'Mr Big of no-deal Brexit' appointed to coordinate Covid response leaves civil service again

Tom Shinner leaves secondment amid several other civil service departures
Photo: GOV.UK

Tom Shinner, the civil servant once called “Mr Big of no-deal Brexit” who was drafted in to help coordinate the government’s response to the coronavirus pandemic, has left government once again.

Shinner, who led the government’s preparations for a no-deal Brexit before taking a role at the tech investment firm Entrepreneur First, returned to the civil service in April.

He was appointed to lead a team that provided ministers with a centralised source of information on the coronavirus crisis. His return came when a number of officials were being brought back into government to help handle the response, including No.10 permanent secretary Simon Case

He is understood to have returned to government at the personal request of cabinet secretary Sir Mark Sedwill.

The Mail on Sunday has now reported Shinner has stood down.

No.10 sources said Shinner had been appointed on a short-term secondment and that the response to the pandemic was beginning to “wind down”, it said.

Shinner, whose career began at the management consultancy McKinsey & Company, will return to his job at Entrepreneur First.

But an unnamed official told the Mail: “There is a uneasy feeling in the building that those directly involved in the past few months are making themselves scarce before the inevitable post-mortem.”

The news follows several announcements of other high-profile civil service departures, not all of which have been linked to the pandemic.

They come amid a push to radically reform government by No.10 special adviser Dominic Cummings, who recently said a “hard rain” would soon fall on Whitehall.

Last week Sedwill said he would step down in the autumn.
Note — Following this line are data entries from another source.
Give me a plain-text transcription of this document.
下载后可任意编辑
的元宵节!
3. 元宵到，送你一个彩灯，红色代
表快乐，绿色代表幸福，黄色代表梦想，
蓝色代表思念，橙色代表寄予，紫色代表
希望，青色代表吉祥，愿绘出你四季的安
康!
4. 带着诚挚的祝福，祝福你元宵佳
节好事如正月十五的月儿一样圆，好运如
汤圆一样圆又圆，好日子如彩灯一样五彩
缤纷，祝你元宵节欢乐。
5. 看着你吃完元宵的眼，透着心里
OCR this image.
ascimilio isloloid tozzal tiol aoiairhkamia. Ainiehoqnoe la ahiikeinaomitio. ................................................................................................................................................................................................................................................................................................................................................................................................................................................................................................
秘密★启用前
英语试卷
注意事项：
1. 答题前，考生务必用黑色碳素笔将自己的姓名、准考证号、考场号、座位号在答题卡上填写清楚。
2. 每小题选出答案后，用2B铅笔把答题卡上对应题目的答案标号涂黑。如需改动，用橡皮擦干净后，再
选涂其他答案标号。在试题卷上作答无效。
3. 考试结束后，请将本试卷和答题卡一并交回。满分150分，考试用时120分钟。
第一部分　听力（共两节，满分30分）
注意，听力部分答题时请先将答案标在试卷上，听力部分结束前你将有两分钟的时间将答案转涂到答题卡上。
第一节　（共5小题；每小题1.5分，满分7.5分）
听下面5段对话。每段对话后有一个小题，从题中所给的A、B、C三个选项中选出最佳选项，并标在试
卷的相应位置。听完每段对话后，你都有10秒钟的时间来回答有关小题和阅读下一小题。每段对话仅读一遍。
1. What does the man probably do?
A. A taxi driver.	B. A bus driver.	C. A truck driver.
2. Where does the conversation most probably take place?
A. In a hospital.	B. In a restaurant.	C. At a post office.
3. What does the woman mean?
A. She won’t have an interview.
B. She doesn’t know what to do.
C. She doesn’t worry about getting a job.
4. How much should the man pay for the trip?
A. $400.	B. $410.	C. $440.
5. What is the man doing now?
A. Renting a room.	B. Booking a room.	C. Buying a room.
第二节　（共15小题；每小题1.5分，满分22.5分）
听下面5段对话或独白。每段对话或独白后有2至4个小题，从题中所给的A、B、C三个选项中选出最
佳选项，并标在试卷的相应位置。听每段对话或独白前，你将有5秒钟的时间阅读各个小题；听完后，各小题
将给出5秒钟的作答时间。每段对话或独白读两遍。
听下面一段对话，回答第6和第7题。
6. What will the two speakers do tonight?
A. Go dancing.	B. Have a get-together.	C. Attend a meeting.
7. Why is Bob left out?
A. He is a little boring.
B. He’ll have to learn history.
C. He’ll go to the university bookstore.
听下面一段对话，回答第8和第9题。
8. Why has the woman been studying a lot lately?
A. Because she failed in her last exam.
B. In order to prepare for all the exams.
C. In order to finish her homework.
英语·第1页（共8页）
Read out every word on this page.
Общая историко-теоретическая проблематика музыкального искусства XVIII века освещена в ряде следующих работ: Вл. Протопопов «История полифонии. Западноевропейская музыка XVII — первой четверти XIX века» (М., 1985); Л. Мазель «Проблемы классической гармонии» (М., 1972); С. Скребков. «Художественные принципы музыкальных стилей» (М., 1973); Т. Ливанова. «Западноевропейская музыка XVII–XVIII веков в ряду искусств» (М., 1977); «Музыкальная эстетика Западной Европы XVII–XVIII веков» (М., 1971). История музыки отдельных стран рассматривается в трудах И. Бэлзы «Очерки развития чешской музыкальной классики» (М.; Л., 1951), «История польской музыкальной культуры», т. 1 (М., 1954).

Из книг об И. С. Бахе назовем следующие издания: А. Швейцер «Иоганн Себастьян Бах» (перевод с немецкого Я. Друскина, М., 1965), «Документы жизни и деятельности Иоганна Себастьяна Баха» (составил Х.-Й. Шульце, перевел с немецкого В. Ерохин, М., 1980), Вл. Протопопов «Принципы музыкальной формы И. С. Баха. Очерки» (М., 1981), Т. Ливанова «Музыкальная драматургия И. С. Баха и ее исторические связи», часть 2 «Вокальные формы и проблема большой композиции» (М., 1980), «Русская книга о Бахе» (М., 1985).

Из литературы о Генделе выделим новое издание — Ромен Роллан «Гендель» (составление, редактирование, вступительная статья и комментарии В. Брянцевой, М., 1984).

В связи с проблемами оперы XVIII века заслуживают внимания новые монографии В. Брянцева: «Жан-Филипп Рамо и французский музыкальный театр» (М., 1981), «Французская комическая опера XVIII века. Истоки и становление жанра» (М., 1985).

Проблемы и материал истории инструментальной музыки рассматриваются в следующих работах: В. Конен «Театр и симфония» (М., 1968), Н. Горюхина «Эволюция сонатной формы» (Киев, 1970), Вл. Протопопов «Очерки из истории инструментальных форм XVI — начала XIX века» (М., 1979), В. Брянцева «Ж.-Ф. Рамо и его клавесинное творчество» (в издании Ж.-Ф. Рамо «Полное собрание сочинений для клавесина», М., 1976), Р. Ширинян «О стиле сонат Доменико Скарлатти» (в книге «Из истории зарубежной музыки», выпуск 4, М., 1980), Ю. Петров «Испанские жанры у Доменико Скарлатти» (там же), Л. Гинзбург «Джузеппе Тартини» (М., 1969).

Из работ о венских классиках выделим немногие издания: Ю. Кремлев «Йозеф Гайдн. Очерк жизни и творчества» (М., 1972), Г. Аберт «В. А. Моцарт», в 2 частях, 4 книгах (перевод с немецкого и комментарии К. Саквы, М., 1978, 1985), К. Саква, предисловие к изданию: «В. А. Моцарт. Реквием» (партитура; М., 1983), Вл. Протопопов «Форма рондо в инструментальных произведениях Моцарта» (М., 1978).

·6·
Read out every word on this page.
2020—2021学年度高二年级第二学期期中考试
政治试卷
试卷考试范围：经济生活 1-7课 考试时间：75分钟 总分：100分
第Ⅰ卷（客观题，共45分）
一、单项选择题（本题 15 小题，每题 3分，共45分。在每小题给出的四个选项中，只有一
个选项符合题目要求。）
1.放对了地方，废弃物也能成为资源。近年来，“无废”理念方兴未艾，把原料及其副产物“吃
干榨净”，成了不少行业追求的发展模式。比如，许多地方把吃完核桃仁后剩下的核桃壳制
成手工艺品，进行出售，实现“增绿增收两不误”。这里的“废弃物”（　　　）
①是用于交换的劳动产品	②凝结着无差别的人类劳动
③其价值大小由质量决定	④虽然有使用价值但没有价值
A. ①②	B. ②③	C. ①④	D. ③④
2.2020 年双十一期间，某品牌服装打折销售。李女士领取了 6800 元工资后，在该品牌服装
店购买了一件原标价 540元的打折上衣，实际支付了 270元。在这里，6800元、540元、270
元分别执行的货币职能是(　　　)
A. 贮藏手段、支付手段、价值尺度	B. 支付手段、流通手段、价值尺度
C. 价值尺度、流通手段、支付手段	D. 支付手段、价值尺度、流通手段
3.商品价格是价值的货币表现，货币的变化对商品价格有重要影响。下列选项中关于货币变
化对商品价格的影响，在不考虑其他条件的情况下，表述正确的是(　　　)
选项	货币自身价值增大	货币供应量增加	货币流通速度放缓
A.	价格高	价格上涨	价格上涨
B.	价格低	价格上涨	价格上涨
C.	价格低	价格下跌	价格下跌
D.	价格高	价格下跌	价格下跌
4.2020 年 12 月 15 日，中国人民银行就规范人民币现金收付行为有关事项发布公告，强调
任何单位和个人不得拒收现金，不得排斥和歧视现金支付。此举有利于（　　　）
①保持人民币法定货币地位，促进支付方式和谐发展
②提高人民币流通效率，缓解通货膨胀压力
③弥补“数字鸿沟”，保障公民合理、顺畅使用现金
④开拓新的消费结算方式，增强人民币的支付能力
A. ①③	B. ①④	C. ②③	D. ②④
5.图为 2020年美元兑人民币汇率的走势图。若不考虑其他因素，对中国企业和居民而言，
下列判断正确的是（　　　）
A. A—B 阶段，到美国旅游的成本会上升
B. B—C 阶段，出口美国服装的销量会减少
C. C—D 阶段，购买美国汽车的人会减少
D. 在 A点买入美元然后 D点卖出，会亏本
The cab sec told MPs that he was leaving the civil service under an agreement with the prime minister, but questions have been raised after Boris Johnson signed off on an exit payment to Sedwill of nearly £250,000.

Ministry of Justice permanent secretary Sir Richard Heaton also announced last week that he would leave the civil service in the summer.

Clare Moriarty, who headed up the Department for Environment, Food and Rural Affairs and then the Department for Exiting the European Union, left when the Brexit ministry closed in January. Soon afterwards, Home Office head Sir Philip Rutnam resigned in a high-profile spat with home secretary Priti Patel.

CSW has approached the Cabinet Office for a comment.